A FEW WEEKS ago, when the House was voting on campaign finance reform, presidential press secretary Ari Fleischer was ready to give President Bush credit for creating the climate that gave reform its first real chance at passage. But there wasn't any chest-thumping at the White House yesterday when the president signed the landmark measure into law. At least we guess there wasn't, but we couldn't really see, because Mr. Bush chose to act quickly and quietly, in the privacy of the Oval Office. If that meant, for the president's good friend Sen. John McCain and his fellow reformers, no signing ceremony, no souvenir pens and no celebration to mark the culmination of years of dogged pursuit of reform legislation -- well, the president's a busy man.

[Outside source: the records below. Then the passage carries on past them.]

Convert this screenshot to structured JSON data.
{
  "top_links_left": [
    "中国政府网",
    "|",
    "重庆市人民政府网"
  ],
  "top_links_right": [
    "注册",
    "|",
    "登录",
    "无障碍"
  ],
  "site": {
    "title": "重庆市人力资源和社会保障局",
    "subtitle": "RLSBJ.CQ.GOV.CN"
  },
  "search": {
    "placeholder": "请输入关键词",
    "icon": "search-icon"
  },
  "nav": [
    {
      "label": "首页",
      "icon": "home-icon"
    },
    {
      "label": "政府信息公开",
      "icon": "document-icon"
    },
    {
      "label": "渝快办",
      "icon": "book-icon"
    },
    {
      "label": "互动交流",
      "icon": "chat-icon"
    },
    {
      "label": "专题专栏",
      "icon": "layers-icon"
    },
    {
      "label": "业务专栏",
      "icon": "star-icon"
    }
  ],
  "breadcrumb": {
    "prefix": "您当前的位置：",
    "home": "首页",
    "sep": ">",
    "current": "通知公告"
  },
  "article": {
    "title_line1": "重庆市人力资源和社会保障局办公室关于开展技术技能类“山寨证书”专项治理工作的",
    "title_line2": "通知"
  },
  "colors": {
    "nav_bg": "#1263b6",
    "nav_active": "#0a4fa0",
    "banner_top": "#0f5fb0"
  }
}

I may just be cynical, but I think that the reason that Bush didn't have the bill signing was he didn't want the TV news shows replaying the signing ceremony over and over again once the Supreme Court declares 90 percent of the legislation unconstitutional.
And then there's the Washington Post's Mary McGrory.
Who says he's a sore loser? Who says he just couldn't give John McCain his moment in the Rose Garden, a ceremonial signing of the McCain-Feingold campaign finance reform bill? Who says he would rather look petty than go through the gripping and grinning and pen-handling that a White House ceremony entails?
I hate to attack really old people like McGrory, but she's acting like the grandmother who sees the kids fighting over a toy and proceeds to lecture them. Well, these aren't kids she's dealing with, and the condescending tone is really sickening. I feel just like patting her on the head and handing her her teeth.